Depois da cerimônia de cremação, que aconteceu em meados de outubro, decidi voltar ao nosso sítio. Os jardineiros que estavam envolvidos no projeto que tínhamos começado a desenvolver me escreveram uma carta comovente, pedindo para eu dar continuidade, para não desistir. Eu, de fato, precisava seguir em frente para cumprir o desejo de Mauro. Aquele chamado à vida, à construção de um ideal que nasceu do nosso grande amor, me fez um bem danado. Foi movida por esse elo que realizei, no fim de 2006, ao lado da comunidade, o primeiro plantio de rua de 50 árvores. Naquela ocasião, já tinha as mudas preparadas devido ao trabalho realizado pelos caseiros. As mudas tinham sido o pontapé inicial dado, em conjunto, pelos jardineiros, por mim e pelo Mauro.

No final de 2007, repetimos o plantio de rua no mesmo local e senti, daquela vez, uma energia ainda mais transformadora. Resolvi então dar um passo que seria vital para vencer o luto e ressignificar a minha dor. Em 2008, com parte do dinheiro da indenização, comprei um terreno de 30 mil metros quadrados nas imediações. A área, que é hoje uma vigorosa floresta, foi doada por mim à ONG Vale Verdejante, fundada em 2006. Graças à minha conexão com a natureza, que me pegou no colo, consegui me reerguer e encontrar um objetivo que mudou a minha vida: quis oferecer uma floresta para o meu marido. Em 2009, pedi demissão do banco e, na sequência, me aposentei. Pude, então, passar a me dedicar de corpo e alma ao nosso ‘filho’.
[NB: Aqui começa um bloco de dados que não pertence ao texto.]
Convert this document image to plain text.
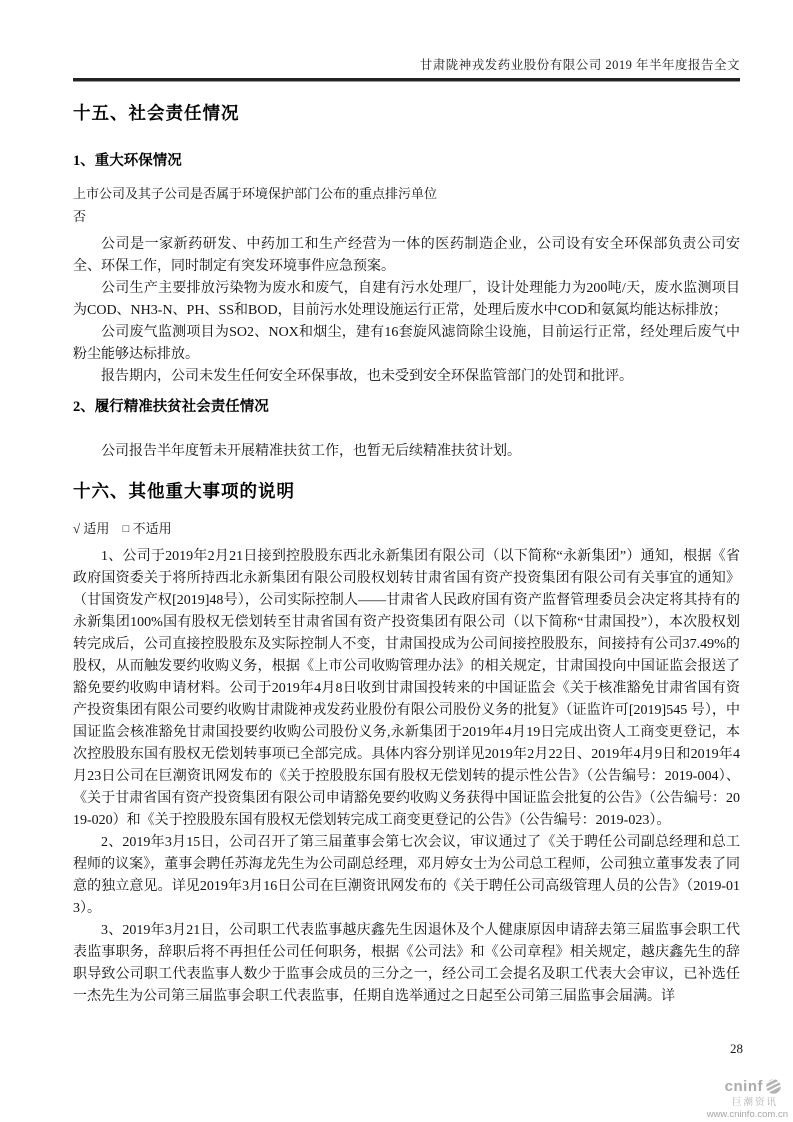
甘肃陇神戎发药业股份有限公司 2019 年半年度报告全文
十五、社会责任情况
1、重大环保情况

上市公司及其子公司是否属于环境保护部门公布的重点排污单位

否

公司是一家新药研发、中药加工和生产经营为一体的医药制造企业，公司设有安全环保部负责公司安全、环保工作，同时制定有突发环境事件应急预案。

公司生产主要排放污染物为废水和废气，自建有污水处理厂，设计处理能力为200吨/天，废水监测项目为COD、NH3-N、PH、SS和BOD，目前污水处理设施运行正常，处理后废水中COD和氨氮均能达标排放；

公司废气监测项目为SO2、NOX和烟尘，建有16套旋风滤筒除尘设施，目前运行正常，经处理后废气中粉尘能够达标排放。

报告期内，公司未发生任何安全环保事故，也未受到安全环保监管部门的处罚和批评。

2、履行精准扶贫社会责任情况

公司报告半年度暂未开展精准扶贫工作，也暂无后续精准扶贫计划。

十六、其他重大事项的说明

√ 适用 □ 不适用

1、公司于2019年2月21日接到控股股东西北永新集团有限公司（以下简称“永新集团”）通知，根据《省政府国资委关于将所持西北永新集团有限公司股权划转甘肃省国有资产投资集团有限公司有关事宜的通知》（甘国资发产权[2019]48号），公司实际控制人——甘肃省人民政府国有资产监督管理委员会决定将其持有的永新集团100%国有股权无偿划转至甘肃省国有资产投资集团有限公司（以下简称“甘肃国投”），本次股权划转完成后，公司直接控股股东及实际控制人不变，甘肃国投成为公司间接控股股东，间接持有公司37.49%的股权，从而触发要约收购义务，根据《上市公司收购管理办法》的相关规定，甘肃国投向中国证监会报送了豁免要约收购申请材料。公司于2019年4月8日收到甘肃国投转来的中国证监会《关于核准豁免甘肃省国有资产投资集团有限公司要约收购甘肃陇神戎发药业股份有限公司股份义务的批复》（证监许可[2019]545 号），中国证监会核准豁免甘肃国投要约收购公司股份义务,永新集团于2019年4月19日完成出资人工商变更登记，本次控股股东国有股权无偿划转事项已全部完成。具体内容分别详见2019年2月22日、2019年4月9日和2019年4月23日公司在巨潮资讯网发布的《关于控股股东国有股权无偿划转的提示性公告》（公告编号：2019-004）、《关于甘肃省国有资产投资集团有限公司申请豁免要约收购义务获得中国证监会批复的公告》（公告编号：2019-020）和《关于控股股东国有股权无偿划转完成工商变更登记的公告》（公告编号：2019-023）。

2、2019年3月15日，公司召开了第三届董事会第七次会议，审议通过了《关于聘任公司副总经理和总工程师的议案》，董事会聘任苏海龙先生为公司副总经理，邓月婷女士为公司总工程师，公司独立董事发表了同意的独立意见。详见2019年3月16日公司在巨潮资讯网发布的《关于聘任公司高级管理人员的公告》（2019-013）。

3、2019年3月21日，公司职工代表监事越庆鑫先生因退休及个人健康原因申请辞去第三届监事会职工代表监事职务，辞职后将不再担任公司任何职务，根据《公司法》和《公司章程》相关规定，越庆鑫先生的辞职导致公司职工代表监事人数少于监事会成员的三分之一，经公司工会提名及职工代表大会审议，已补选任一杰先生为公司第三届监事会职工代表监事，任期自选举通过之日起至公司第三届监事会届满。详

28
cninf
巨潮资讯
www.cninfo.com.cn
Porém, para aquele terreno virar a floresta dos nossos sonhos muita água rolou. Foi um trabalho hercúleo. Ao longo desses 15 anos, eu, a comunidade e a equipe que me acompanha (20 pessoas) plantamos cerca de seis mil árvores. Privilegiamos as mudas nativas da Mata Atlântica. Com o tempo, os pássaros, que haviam sido espantados pela devastação da região, voltaram por causa do reflorestamento e o canto deles reverberou nas cidades vizinhas. Os animais também puderam regressar ao habitat.

No fim de 2020, ganhei o maior presente: a floresta foi reconhecida por decreto como Reserva Particular do Patrimônio Natural (RPPN) Mauro Romano. Isso quer dizer que a mata nunca será mexida. Mesmo se um dia o terreno for vendido, o verde será conservado.
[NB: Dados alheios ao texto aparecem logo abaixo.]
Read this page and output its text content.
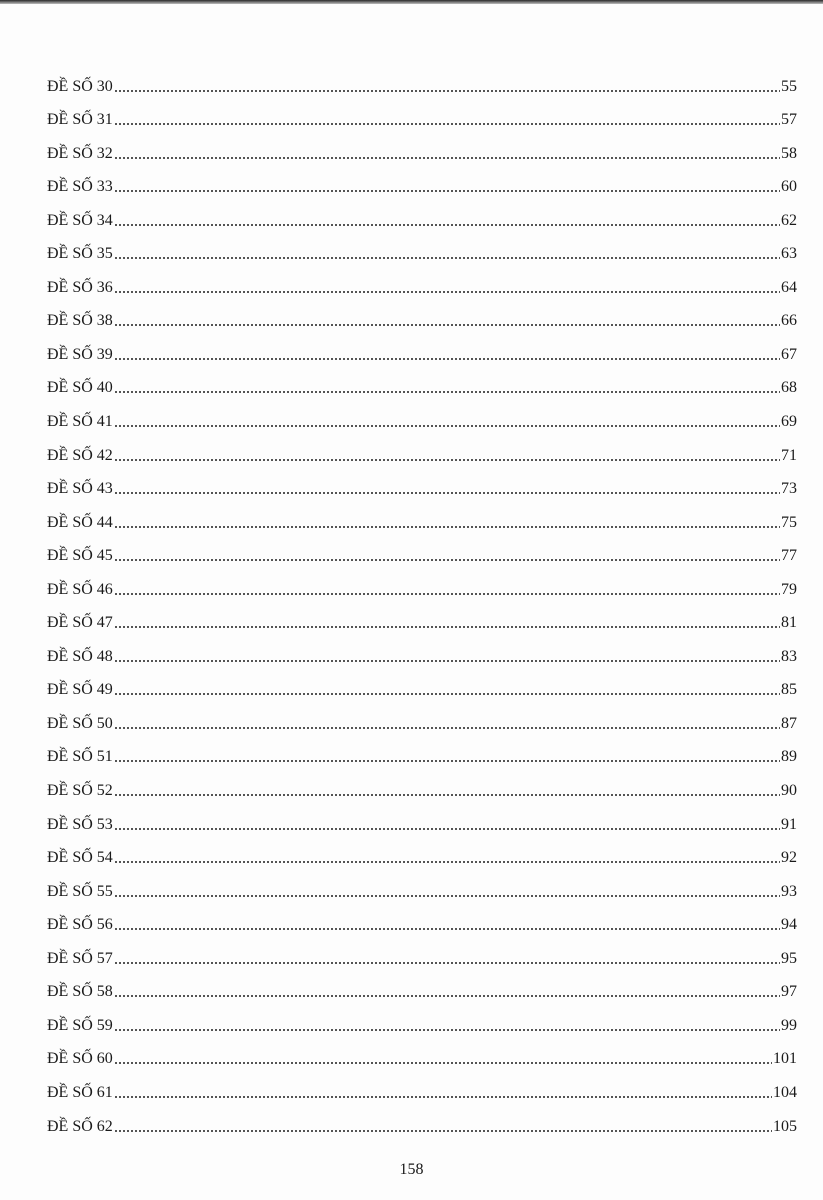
ĐỀ SỐ 30	55
ĐỀ SỐ 31	57
ĐỀ SỐ 32	58
ĐỀ SỐ 33	60
ĐỀ SỐ 34	62
ĐỀ SỐ 35	63
ĐỀ SỐ 36	64
ĐỀ SỐ 38	66
ĐỀ SỐ 39	67
ĐỀ SỐ 40	68
ĐỀ SỐ 41	69
ĐỀ SỐ 42	71
ĐỀ SỐ 43	73
ĐỀ SỐ 44	75
ĐỀ SỐ 45	77
ĐỀ SỐ 46	79
ĐỀ SỐ 47	81
ĐỀ SỐ 48	83
ĐỀ SỐ 49	85
ĐỀ SỐ 50	87
ĐỀ SỐ 51	89
ĐỀ SỐ 52	90
ĐỀ SỐ 53	91
ĐỀ SỐ 54	92
ĐỀ SỐ 55	93
ĐỀ SỐ 56	94
ĐỀ SỐ 57	95
ĐỀ SỐ 58	97
ĐỀ SỐ 59	99
ĐỀ SỐ 60	101
ĐỀ SỐ 61	104
ĐỀ SỐ 62	105
158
Com o tempo, incluí outras metas, além do reflorestamento. Atuamos na educação ambiental, interagimos com crianças em idade escolar e com professores da Universidade Federal Rural do Rio de Janeiro, do campus de Três Rios. Também temos uma trilha aberta aos visitantes (basta agendar pelo site valeverdejante.org.br).

Ao caminhar pelo Vale, ouvindo o barulho das folhas, me sinto bem pertinho do Mauro. A natureza tem muito para dar para gente, mas é preciso ter olhos para ver beleza. Eu tenho.”